Welcome to the Future hits all of these notes and still captures the love and joy that these characters get from their fandom. It also touches on some other stock characters: the drunken, out-of-work actor (Craig Geraghty) who’s been in some movies that the fans like but doesn’t get the whole fan thing. The classic-era artist (Jack Piccinni) who’s too old and out of it to care anymore, only egged on by his wife, who seems to be holding on to their last source of income.
These characters are all real, and they resonate well here. Bonacci’s script doesn’t talk down to us or condescend to his characters. It’s talky: there’s a lot of discussion, but there needs to be.
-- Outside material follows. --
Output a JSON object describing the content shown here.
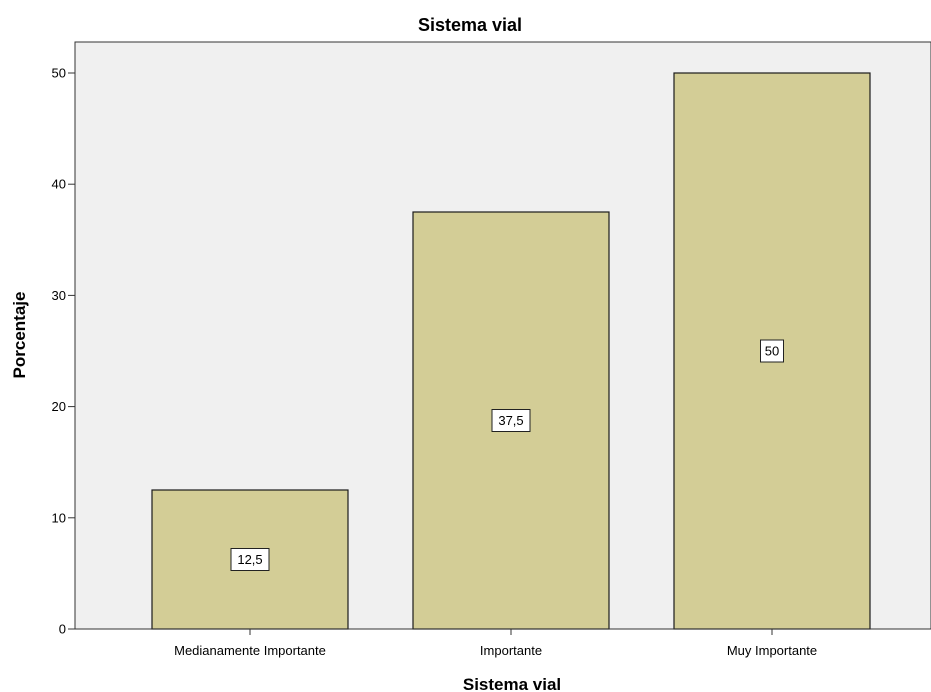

Gene’s character gets a good story arc and has some redemption toward the end. He doesn’t reject geek culture but rather learns to share it and distance a little. Rod is beyond any sort of redemption, and Angry Cliff probably is, but Mike doesn’t seem to be.
I get the feeling that there is more to the story of Mike and Taylor after the end of this film. Sequel? I’d watch it. I think Mike has some more character growth in him.
I guess one of the reasons I like this so much is that I relate to the characters so much, and there seems to be very little of these kinds of people in regular media. The only note Bonacci seems to miss is a typical person I seem to find at every convention.
I’m speaking of the people who are so obsessed with fan culture that they wrote their own book/screenplay/comic book about something. At Star Trek conventions, this person is almost always female and has a story about Mr. Spock.
If someone up to you and says, “I wrote this story about Mr. Spock,” you should always politely run in the other direction. It will save you an hour of discussion.
This is a manifestation of the fact that a great number of these people are actually closeted artists who can’t quite get to their own art. They express it by over-loving others’ work. They may be too untalented, too antisocial, too unlucky, or just plain too scared to succeed at creating their own works.
I think most of the characters in Welcome to the Future are frustrated artists and creators, if they’d admit it to themselves. They’re archetypes that I believe. And that makes this all the more real. I recommend it.
After all, I wrote this story about Mr. Spock.